2Car pour qu’un milieu soit réellement hostile et qu’il interdise pratiquement toute occupation humaine, il faut qu’il ne permette pas à l’homme d’assouvir ses besoins vitaux (se protéger et se nourrir). Et le cas est rare ! De multiples exemples tirés de l’ethnologie nous montrent l’extrême adaptabilité de l’homme à tout type de milieu : les Inuits et leur façon de se protéger du froid et de se nourrir ; les Touareg et leur perpétuelle quête de pâturage et d’eau ; les peuples de la forêt amazonienne ou des montagnes centrales de la Papouasie-Nouvelle-Guinée et leurs traditions de cultures sur brûlis, de chasse et de pêche ; les aborigènes d’Australie et leur connaissance extrême des plantes…
3Porter un jugement de valeur sur la qualité d’un territoire, d’un milieu naturel, n’a donc aucun sens.
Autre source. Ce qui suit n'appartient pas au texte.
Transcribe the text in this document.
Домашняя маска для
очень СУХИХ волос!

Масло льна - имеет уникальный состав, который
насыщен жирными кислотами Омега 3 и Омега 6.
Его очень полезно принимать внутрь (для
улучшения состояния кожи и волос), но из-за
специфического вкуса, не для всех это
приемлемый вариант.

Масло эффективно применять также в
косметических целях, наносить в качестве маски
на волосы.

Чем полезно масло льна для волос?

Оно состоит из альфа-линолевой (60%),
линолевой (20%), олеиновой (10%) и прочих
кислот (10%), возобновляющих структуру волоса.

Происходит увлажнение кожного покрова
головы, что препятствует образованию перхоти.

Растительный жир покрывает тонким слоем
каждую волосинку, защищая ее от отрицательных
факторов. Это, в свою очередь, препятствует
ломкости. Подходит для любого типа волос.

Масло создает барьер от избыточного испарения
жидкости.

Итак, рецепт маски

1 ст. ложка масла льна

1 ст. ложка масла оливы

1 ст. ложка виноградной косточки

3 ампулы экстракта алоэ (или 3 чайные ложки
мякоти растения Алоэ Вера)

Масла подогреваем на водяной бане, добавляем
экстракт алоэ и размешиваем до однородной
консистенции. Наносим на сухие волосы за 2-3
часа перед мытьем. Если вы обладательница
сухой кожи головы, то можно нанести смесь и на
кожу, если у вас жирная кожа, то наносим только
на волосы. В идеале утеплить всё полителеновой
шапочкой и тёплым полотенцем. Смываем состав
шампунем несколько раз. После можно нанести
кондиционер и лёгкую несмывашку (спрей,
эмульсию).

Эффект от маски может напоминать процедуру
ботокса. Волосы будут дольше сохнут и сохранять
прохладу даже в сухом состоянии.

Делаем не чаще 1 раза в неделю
L’archéologue se doit de comprendre comment des hommes se sont adaptés à ces types de climats, de reliefs, de ressources disponibles et comment leurs sociétés se sont organisées au fil des siècles et des millénaires pour survivre, pour vivre tout simplement. Comment ces hommes se sont-ils retrouvés là ? Comment y sont-ils restés ? C’est ce que l’archéologie tente de comprendre.
4Si l’attrait de l’ailleurs existe bel et bien à toute époque et dans toute culture, comme on l’a vu dans le numéro 36 de la revue, Exotismes, ce sont cependant des facteurs plus prosaïques, comme la diminution des richesses naturelles, la dégradation d’un milieu, la péjoration climatique qui sont le plus souvent retenus pour expliquer des mouvements migratoires. Ces phénomènes sont décelables dès la Préhistoire : on peut de plus en plus finement définir des zones désertées au profit d’autres, moins froides, mieux abritées des vents violents et glacés, plus giboyeuses. Mais, dans tous ces cas, la perception de leur nouveau milieu n’était-elle pas tant celle de son hostilité que celle de la recherche d’une plus grande facilité de vie ?
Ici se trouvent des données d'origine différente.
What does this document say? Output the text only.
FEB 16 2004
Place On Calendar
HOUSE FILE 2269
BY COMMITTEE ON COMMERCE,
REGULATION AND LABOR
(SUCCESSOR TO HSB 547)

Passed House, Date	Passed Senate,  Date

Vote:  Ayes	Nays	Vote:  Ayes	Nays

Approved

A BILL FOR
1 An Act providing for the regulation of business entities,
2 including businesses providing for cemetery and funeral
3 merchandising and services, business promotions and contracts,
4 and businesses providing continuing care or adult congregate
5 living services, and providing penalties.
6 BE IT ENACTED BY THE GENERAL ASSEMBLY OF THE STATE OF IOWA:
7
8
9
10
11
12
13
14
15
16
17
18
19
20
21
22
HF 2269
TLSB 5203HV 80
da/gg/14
5Un autre cas où un milieu peut être perçu comme hostile est celui dans lequel l’homme se trouve précipité malgré lui, brutalement, et de surcroît sans les moyens nécessaires à sa survie. Le choc était certainement bien différent de celui d’une lente adaptation. Quel a pu être l’état d’esprit des esclaves de Tromelin lorsque, seuls, ils ont dû s’organiser pour survivre ? Matériellement certes, mais aussi socialement. On imagine l’extrémité à laquelle étaient réduits les esclaves marrons de La Réunion pour se terrer dans les hauts du cirque de Mafate, dans des lieux accessibles au péril de leur vie, plongés pratiquement en permanence dans les nuages et dans le froid et qu’il fallait quitter pour tenter de voler quelques animaux autour des fermes des petits blancs qui avaient colonisés les Hauts, lorsque la rare nourriture accessible sur place manquait.
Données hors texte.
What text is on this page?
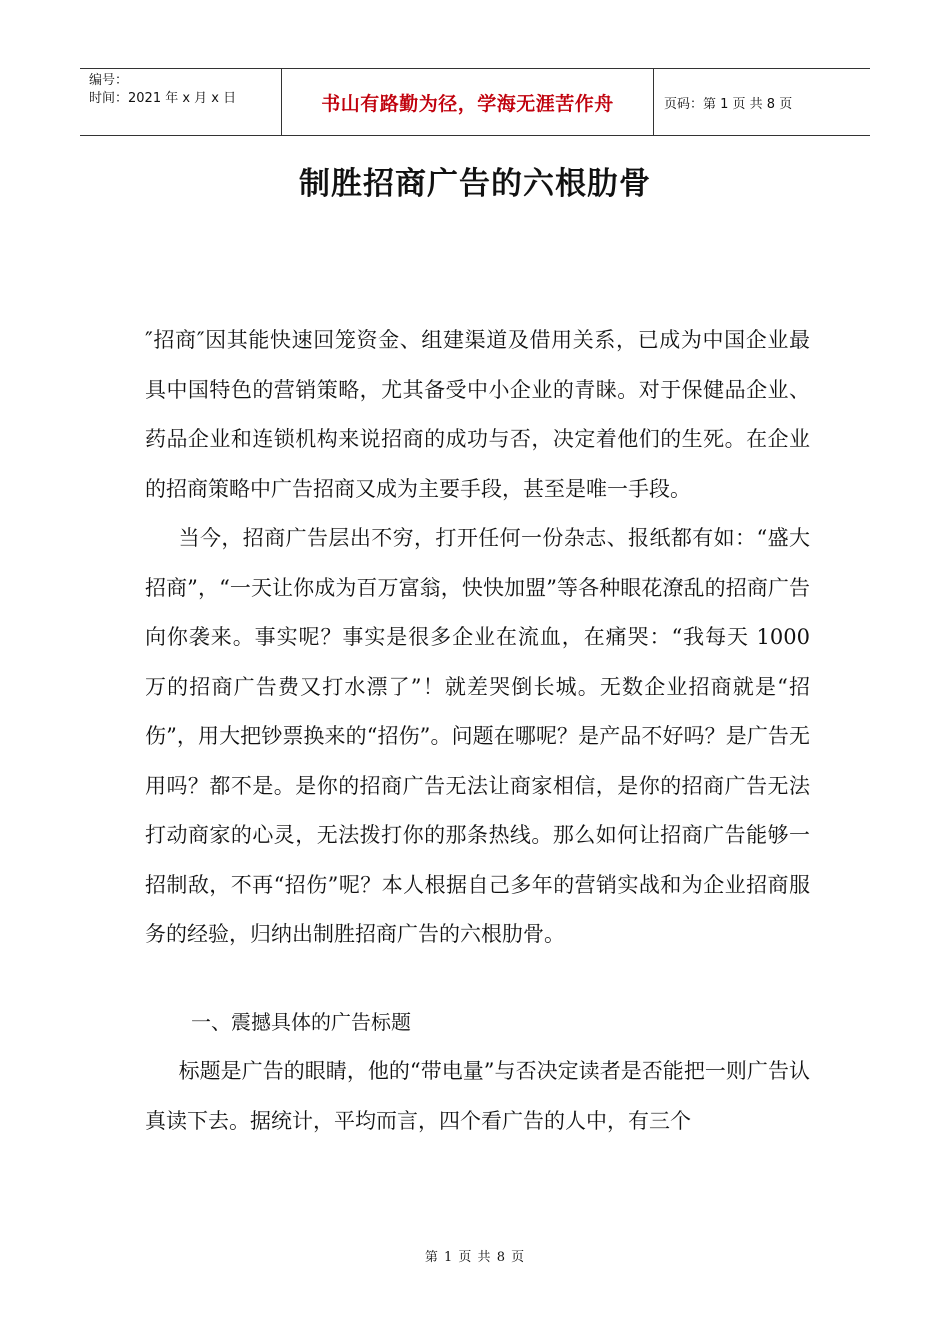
编号：
时间：2021 年 x 月 x 日	书山有路勤为径，学海无涯苦作舟	页码：第 1 页 共 8 页
制胜招商广告的六根肋骨

″招商″因其能快速回笼资金、组建渠道及借用关系，已成为中国企业最具中国特色的营销策略，尤其备受中小企业的青睐。对于保健品企业、药品企业和连锁机构来说招商的成功与否，决定着他们的生死。在企业的招商策略中广告招商又成为主要手段，甚至是唯一手段。

当今，招商广告层出不穷，打开任何一份杂志、报纸都有如：“盛大招商”，“一天让你成为百万富翁，快快加盟”等各种眼花潦乱的招商广告向你袭来。事实呢？事实是很多企业在流血，在痛哭：“我每天 1000 万的招商广告费又打水漂了”！就差哭倒长城。无数企业招商就是“招伤”，用大把钞票换来的“招伤”。问题在哪呢？是产品不好吗？是广告无用吗？都不是。是你的招商广告无法让商家相信，是你的招商广告无法打动商家的心灵，无法拨打你的那条热线。那么如何让招商广告能够一招制敌，不再“招伤”呢？本人根据自己多年的营销实战和为企业招商服务的经验，归纳出制胜招商广告的六根肋骨。

一、震撼具体的广告标题

标题是广告的眼睛，他的“带电量”与否决定读者是否能把一则广告认真读下去。据统计，平均而言，四个看广告的人中，有三个

第 1 页 共 8 页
6Enfin, il y a, me semble-t-il, une troisième forme d’approche des milieux inhospitaliers, ceux où l’on séjourne temporairement, où l’on s’organise pour vivre et travailler le mieux possible, dans l’attente du moment de regagner des zones plus clémentes. C’est le cas de ces mineurs d’altitude qui, durant la saison la moins froide, celle où la neige, absente ou peu abondante, permet de vaquer à ses occupations, se sont installés à l’âge du Bronze à Saint-Véran dans les Hautes-Alpes, ou au Moyen Âge à l’Alpe-d’Huez en Isère, ou encore jusqu’à il n’y a pas si longtemps ont exploité les mines alpines de fer, de plomb argentifère, de charbon. Il en va de même pour ces chasseurs de phoques qui s’installent dans les lointaines et glacées Kerguelen.
7À chaque défi, l’homme a trouvé une réponse : à nous de les comprendre et de les analyser.
Étroite de 50 m, longue de 450 m, et située à plus de 2200 m d’altitude, la « vallée secrète » dans l’île de La Réunion est quasi inaccessible.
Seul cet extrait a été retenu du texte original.